Modelling scRNA-seq Data with DeepDive#

This tutorial demonstrates how to train a DeepDive model on single-cell RNA-seq data, evaluate latent structure, and iteratively incorporate previously unmodeled sources of variation through a second training pass.

Unlike ATAC-seq workflows, scRNA-seq data requires selecting highly variable genes and specifying a Negative Binomial count distribution.


Imports#

[1]:
import scanpy as sc
import DeepDive
from scipy import sparse

1. Load and preprocess the dataset#

We begin with an AnnData object containing single-cell RNA-seq profiles. In this example, we use a human pancreas dataset (human_pancreas_norm_complexBatch.h5ad), which spans multiple sequencing technologies and includes batch effects.

scRNA-seq preprocessing steps:

  • Highly variable genes (HVGs): Select the most informative genes to reduce dimensionality and focus modelling on biologically relevant variation.

  • Count layer: Raw integer counts are extracted from adata.layers['counts'] and used as model input.
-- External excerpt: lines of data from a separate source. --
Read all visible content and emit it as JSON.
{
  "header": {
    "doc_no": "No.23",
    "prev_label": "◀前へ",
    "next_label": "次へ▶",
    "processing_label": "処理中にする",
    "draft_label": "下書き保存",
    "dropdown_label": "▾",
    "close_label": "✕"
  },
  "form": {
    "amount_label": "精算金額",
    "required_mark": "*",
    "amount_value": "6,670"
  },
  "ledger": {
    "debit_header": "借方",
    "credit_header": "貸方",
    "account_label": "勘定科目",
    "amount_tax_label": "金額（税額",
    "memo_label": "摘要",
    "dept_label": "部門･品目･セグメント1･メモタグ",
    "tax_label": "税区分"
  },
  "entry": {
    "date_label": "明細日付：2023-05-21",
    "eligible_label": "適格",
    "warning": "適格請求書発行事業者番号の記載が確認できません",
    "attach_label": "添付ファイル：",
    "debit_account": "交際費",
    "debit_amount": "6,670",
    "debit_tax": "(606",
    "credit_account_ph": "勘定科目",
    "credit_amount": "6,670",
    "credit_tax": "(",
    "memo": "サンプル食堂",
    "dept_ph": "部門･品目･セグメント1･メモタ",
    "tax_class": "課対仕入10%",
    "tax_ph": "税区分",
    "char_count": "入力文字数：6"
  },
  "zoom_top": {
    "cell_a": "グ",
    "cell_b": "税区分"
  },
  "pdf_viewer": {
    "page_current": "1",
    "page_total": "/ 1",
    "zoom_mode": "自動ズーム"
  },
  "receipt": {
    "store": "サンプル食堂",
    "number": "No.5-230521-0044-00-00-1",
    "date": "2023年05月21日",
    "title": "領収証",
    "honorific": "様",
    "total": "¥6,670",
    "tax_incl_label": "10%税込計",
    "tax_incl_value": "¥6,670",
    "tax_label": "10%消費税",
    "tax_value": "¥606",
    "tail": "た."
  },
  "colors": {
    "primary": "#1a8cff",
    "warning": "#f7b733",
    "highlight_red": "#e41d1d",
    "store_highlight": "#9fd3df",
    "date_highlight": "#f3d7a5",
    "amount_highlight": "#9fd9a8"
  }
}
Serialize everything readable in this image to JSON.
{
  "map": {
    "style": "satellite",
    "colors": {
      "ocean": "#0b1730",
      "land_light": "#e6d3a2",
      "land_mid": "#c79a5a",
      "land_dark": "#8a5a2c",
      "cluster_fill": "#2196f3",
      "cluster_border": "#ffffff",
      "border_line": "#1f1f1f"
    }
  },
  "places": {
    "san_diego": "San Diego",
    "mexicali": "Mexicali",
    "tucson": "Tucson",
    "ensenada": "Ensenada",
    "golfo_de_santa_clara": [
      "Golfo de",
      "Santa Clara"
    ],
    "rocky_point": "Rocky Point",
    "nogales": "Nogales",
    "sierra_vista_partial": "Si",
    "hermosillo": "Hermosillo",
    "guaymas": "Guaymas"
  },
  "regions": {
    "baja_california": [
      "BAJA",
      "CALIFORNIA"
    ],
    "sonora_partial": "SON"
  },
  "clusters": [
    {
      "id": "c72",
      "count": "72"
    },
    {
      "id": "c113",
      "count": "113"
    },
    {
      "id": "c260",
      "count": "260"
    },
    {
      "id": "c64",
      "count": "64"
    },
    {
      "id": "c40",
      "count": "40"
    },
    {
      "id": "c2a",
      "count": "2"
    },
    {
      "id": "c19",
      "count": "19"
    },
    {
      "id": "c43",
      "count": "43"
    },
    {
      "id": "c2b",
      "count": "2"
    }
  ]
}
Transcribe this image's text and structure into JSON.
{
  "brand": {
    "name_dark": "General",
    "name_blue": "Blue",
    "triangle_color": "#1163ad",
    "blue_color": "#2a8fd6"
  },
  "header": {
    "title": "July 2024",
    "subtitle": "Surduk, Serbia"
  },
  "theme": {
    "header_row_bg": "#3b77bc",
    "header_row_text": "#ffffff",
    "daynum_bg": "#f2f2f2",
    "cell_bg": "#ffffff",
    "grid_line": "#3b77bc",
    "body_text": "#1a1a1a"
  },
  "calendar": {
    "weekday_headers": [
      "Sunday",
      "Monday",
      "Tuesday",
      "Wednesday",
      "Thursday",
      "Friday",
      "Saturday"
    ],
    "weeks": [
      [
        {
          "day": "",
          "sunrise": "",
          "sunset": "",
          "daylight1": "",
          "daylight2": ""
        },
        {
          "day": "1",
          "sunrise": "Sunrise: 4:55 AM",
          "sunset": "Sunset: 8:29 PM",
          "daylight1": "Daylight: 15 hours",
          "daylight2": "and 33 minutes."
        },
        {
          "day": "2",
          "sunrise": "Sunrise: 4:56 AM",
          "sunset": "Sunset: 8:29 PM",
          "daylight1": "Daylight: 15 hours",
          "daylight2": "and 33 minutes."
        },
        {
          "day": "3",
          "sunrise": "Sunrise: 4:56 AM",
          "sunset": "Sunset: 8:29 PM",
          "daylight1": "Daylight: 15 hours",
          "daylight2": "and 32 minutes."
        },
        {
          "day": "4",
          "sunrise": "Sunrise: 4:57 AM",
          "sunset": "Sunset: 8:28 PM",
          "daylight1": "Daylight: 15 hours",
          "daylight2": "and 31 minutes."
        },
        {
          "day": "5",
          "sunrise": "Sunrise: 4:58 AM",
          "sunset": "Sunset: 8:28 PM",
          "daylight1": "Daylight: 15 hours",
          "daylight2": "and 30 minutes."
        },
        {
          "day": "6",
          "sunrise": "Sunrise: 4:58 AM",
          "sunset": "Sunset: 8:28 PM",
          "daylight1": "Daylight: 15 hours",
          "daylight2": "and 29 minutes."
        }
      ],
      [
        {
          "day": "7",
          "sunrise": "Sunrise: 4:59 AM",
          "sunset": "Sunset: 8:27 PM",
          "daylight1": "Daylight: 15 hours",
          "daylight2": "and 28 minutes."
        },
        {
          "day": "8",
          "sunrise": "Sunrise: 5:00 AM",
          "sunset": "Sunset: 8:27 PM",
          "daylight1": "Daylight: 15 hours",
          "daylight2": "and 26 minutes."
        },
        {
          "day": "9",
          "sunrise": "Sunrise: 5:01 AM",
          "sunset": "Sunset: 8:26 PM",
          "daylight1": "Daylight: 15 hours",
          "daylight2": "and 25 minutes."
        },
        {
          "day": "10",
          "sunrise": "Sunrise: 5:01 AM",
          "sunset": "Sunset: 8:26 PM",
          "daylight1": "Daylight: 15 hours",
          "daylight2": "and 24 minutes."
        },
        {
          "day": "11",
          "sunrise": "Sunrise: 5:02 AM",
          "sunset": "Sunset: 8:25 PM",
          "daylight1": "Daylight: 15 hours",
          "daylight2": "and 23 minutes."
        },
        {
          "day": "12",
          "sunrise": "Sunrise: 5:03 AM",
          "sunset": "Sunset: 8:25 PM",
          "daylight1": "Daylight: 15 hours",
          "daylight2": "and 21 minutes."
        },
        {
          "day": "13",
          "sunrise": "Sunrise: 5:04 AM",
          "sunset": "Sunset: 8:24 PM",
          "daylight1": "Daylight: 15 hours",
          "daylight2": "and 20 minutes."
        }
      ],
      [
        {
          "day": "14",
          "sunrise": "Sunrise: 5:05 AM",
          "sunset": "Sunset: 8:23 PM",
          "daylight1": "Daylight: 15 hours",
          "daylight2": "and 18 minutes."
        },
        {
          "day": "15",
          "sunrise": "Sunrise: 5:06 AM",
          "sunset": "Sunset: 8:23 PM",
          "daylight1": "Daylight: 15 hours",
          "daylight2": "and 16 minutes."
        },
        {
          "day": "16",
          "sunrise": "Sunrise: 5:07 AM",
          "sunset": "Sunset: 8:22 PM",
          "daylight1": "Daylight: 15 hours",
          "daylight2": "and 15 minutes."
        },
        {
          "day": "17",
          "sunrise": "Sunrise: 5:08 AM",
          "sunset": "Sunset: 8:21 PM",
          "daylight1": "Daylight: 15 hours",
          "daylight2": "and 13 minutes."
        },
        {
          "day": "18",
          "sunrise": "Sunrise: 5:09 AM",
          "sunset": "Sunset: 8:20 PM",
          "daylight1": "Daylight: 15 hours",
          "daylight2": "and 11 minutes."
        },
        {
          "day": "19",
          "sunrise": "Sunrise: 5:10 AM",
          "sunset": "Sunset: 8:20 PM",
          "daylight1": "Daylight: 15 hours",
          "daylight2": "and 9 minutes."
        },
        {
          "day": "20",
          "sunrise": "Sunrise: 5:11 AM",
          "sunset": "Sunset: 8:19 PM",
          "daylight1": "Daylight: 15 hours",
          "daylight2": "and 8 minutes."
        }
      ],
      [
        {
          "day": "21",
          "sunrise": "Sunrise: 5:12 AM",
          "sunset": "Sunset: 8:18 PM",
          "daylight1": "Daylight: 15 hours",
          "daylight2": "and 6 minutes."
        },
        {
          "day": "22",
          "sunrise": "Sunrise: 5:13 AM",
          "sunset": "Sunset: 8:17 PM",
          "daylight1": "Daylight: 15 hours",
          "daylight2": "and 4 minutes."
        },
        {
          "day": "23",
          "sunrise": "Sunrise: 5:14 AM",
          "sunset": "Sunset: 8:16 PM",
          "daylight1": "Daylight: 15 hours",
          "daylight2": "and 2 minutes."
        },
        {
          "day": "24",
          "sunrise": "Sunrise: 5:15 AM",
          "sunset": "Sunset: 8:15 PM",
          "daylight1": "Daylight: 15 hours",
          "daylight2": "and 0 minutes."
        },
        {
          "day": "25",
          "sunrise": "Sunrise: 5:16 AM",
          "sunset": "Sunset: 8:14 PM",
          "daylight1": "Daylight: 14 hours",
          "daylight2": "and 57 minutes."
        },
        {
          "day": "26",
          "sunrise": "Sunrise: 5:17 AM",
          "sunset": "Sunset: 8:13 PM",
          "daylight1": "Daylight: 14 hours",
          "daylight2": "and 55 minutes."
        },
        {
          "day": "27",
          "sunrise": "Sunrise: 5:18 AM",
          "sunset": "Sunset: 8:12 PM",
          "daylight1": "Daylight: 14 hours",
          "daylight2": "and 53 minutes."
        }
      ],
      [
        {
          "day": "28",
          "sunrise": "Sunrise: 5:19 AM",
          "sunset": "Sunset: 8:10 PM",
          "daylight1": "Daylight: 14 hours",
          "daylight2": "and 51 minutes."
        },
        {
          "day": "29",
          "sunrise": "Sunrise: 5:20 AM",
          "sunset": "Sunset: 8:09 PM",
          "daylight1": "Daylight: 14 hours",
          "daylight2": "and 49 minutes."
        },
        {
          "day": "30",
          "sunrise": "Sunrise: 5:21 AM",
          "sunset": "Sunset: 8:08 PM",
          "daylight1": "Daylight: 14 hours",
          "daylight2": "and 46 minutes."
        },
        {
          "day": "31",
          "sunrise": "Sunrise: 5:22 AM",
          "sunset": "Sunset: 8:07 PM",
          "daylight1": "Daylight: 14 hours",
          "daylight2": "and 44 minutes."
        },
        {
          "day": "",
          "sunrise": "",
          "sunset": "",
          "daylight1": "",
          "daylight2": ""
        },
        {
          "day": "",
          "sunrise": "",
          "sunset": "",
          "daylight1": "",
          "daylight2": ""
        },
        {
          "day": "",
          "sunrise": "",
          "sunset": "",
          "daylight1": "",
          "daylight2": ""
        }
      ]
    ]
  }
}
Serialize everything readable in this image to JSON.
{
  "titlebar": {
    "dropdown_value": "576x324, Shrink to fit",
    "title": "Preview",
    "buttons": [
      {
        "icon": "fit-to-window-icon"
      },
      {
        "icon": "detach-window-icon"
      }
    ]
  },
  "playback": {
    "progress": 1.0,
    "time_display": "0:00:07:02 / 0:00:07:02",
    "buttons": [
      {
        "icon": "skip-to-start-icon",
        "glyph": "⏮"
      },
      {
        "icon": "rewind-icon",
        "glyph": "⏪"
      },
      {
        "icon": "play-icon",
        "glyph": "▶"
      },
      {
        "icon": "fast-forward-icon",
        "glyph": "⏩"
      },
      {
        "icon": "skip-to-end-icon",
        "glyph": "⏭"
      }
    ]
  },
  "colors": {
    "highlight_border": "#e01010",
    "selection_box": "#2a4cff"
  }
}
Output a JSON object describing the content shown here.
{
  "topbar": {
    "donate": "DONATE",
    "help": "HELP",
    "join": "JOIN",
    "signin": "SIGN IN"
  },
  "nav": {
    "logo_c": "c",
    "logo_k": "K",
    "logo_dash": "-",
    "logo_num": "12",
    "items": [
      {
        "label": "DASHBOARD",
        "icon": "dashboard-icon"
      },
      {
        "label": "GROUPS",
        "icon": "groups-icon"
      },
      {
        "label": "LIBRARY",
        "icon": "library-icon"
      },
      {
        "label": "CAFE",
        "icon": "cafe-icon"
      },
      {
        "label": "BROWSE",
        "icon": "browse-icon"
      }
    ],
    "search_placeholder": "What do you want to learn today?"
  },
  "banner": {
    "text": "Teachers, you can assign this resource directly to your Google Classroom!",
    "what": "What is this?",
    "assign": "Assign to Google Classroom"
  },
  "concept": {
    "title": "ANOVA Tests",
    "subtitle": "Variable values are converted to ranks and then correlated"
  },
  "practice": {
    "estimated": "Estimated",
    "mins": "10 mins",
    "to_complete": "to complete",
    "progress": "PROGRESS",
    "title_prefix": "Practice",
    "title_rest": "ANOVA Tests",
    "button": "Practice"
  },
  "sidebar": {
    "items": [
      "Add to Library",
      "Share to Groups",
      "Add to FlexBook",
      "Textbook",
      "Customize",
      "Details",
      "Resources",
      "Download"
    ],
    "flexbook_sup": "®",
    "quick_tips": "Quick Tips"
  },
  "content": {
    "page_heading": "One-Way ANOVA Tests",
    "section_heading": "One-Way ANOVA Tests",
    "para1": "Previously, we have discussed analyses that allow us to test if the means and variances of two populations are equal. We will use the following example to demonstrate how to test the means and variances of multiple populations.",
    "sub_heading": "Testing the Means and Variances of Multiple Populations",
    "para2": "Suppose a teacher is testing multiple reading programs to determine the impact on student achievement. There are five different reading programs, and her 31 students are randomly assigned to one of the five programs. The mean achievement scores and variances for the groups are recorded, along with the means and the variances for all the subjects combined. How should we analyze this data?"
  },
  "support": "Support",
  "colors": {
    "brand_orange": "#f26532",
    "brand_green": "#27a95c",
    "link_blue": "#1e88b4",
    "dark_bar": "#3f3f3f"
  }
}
  • Sparse format: The count matrix is converted to CSR sparse format for memory efficiency.

[2]:
#https://docs.scvi-tools.org/en/1.3.3/tutorials/notebooks/multimodal/scarches_scvi_tools.html
adata = sc.read_h5ad('data/human_pancreas_norm_complexBatch.h5ad')


[3]:
sc.pp.highly_variable_genes(
        adata
    )
[4]:
adata.X = adata.layers['counts']
adata.X = sparse.csr_matrix(adata.X.astype(int))
[5]:
adata = adata[:,adata.var.highly_variable]
[6]:
adata
[6]:
View of AnnData object with n_obs × n_vars = 16382 × 3545
    obs: 'tech', 'celltype', 'size_factors'
    var: 'highly_variable', 'means', 'dispersions', 'dispersions_norm'
    uns: 'hvg'
    layers: 'counts'

After preprocessing, adata contains 16,382 cells and 3,545 highly variable genes, ready for model training.

2. Define model and training parameters#

We specify model hyperparameters and training settings.

Model parameters

  • n_decoders: Number of decoders used for reconstruction.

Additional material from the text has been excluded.